We consider early reports and feedback from golfers across the country following the November implementation of the World Handicap System.
What Have The Initial Reactions To The World Handicap System Been?
Over recent months we’ve written extensively about the workings and implementation of the World Handicap System (WHS), the latter of which occurred on 2nd November 2020.
Moving from a method based on aggregate to one based on average scoring has possibly been the most significant ever change to how golf handicaps are calculated in this country.
Through our various channels we’ve been in a good position to gauge initial reactions to the roll-out of the WHS and to assess concerns about the new system.

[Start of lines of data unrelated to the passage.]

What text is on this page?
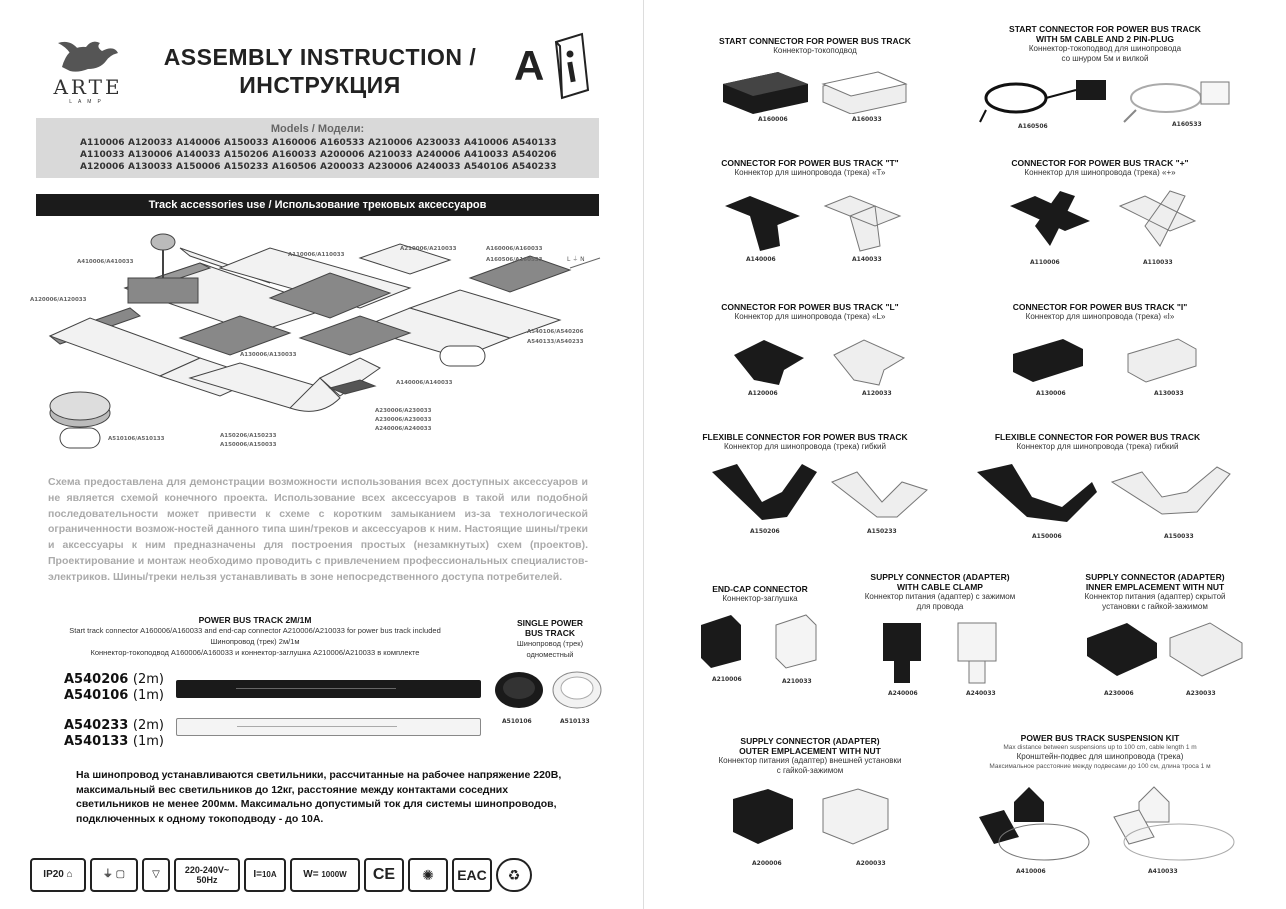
ARTE
LAMP
ASSEMBLY INSTRUCTION /
ИНСТРУКЦИЯ	A
Models / Модели:
A110006 A120033 A140006 A150033 A160006 A160533 A210006 A230033 A410006 A540133
A110033 A130006 A140033 A150206 A160033 A200006 A210033 A240006 A410033 A540206
A120006 A130033 A150006 A150233 A160506 A200033 A230006 A240033 A540106 A540233
Track accessories use / Использование трековых аксессуаров
L ⏚ N
A410006/A410033
A120006/A120033
A110006/A110033
A210006/A210033	A160006/A160033
A160506/A160533
A540106/A540206
A540133/A540233
A130006/A130033
A140006/A140033
A230006/A230033
A230006/A230033
A240006/A240033
A510106/A510133	A150206/A150233
A150006/A150033
Схема предоставлена для демонстрации возможности использования всех доступных аксессуаров и не является схемой конечного проекта. Использование всех аксессуаров в такой или подобной последовательности может привести к схеме с коротким замыканием из-за технологической ограниченности возмож-ностей данного типа шин/треков и аксессуаров к ним. Настоящие шины/треки и аксессуары к ним предназначены для построения простых (незамкнутых) схем (проектов). Проектирование и монтаж необходимо проводить с привлечением профессиональных специалистов-электриков. Шины/треки нельзя устанавливать в зоне непосредственного доступа потребителей.
POWER BUS TRACK 2M/1M
Start track connector A160006/A160033 and end-cap connector A210006/A210033 for power bus track included
Шинопровод (трек) 2м/1м
Коннектор-токоподвод A160006/A160033 и коннектор-заглушка A210006/A210033 в комплекте
A540206 (2m)
A540106 (1m)
A540233 (2m)
A540133 (1m)
SINGLE POWER
BUS TRACK
Шинопровод (трек)
одноместный
A510106	A510133
На шинопровод устанавливаются светильники, рассчитанные на рабочее напряжение 220В, максимальный вес светильников до 12кг, расстояние между контактами соседних светильников не менее 200мм. Максимально допустимый ток для системы шинопроводов, подключенных к одному токоподводу - до 10А.
IP20 ⌂	⏚ ▢	▽	220-240V~
50Hz	I= 10A	W=
1000W CE	✺	EAC	♻
START CONNECTOR FOR POWER BUS TRACK
Коннектор-токоподвод
A160006	A160033
START CONNECTOR FOR POWER BUS TRACK
WITH 5M CABLE AND 2 PIN-PLUG
Коннектор-токоподвод для шинопровода
со шнуром 5м и вилкой
A160506	A160533
CONNECTOR FOR POWER BUS TRACK "T"
Коннектор для шинопровода (трека) «Т»
A140006	A140033
CONNECTOR FOR POWER BUS TRACK "+"
Коннектор для шинопровода (трека) «+»
A110006	A110033
CONNECTOR FOR POWER BUS TRACK "L"
Коннектор для шинопровода (трека) «L»
A120006	A120033
CONNECTOR FOR POWER BUS TRACK "I"
Коннектор для шинопровода (трека) «I»
A130006	A130033
FLEXIBLE CONNECTOR FOR POWER BUS TRACK
Коннектор для шинопровода (трека) гибкий
A150206	A150233
FLEXIBLE CONNECTOR FOR POWER BUS TRACK
Коннектор для шинопровода (трека) гибкий
A150006	A150033
END-CAP CONNECTOR
Коннектор-заглушка
A210006	A210033
SUPPLY CONNECTOR (ADAPTER)
WITH CABLE CLAMP
Коннектор питания (адаптер) с зажимом
для провода
A240006	A240033
SUPPLY CONNECTOR (ADAPTER)
INNER EMPLACEMENT WITH NUT
Коннектор питания (адаптер) скрытой
установки с гайкой-зажимом
A230006	A230033
SUPPLY CONNECTOR (ADAPTER)
OUTER EMPLACEMENT WITH NUT
Коннектор питания (адаптер) внешней установки
с гайкой-зажимом
A200006	A200033
POWER BUS TRACK SUSPENSION KIT
Max distance between suspensions up to 100 cm, cable length 1 m
Кронштейн-подвес для шинопровода (трека)
Максимальное расстояние между подвесами до 100 см, длина троса 1 м
A410006	A410033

Even at this early stage, we have some evidence of how things have changed and might change in future.
Going up or coming down?
From a poll conducted on the Golf Monthly Forum, 49% of respondents said their Handicap Index had come down with the implementation of WHS and only 20% had gone up.
In the main, it seems lower handicappers who perform consistently have come down, as have those with a few recent good rounds in their last 20.
But there are others, who’ve endured a poor season who have seen their Handicap Index jump considerably from the previous system.
Whether individuals are dissatisfied or accepting of their new number, WHS does seem to deliver an Index that’s more reflective of current play for those who put scores into the system on a frequent basis.
Will the average golfer play ball?
Putting more counting scores in was a key objective and it’s important individuals do this to make sure their Handicap Index is as reflective as possible. That’s why casual games can now be counting.
But for many in this country, their way of playing is so ingrained that it may take time to alter. Some may never alter.
As it’s not mandatory to post a score for handicap in bounce games, early reports suggest many won’t do it. They’ll continue to leave counting rounds to competitions only.
To what effect?
There’s concern that could mean those golfers have Handicap Indexes that are not so representative of their current playing ability compared with those who do record the majority of social games. And that could work in the competitive favour of the former group.
Most players feel more comfortable in bounce games and score better as a result. By putting more, better scores in from social games, their Handicap Index will come down.
That could put them at a disadvantage in competitions, when they go up against players who only record, generally poorer, competition scores for WHS.
From early evidence it seems those who post frequently could see big swings in handicap in short spaces of time.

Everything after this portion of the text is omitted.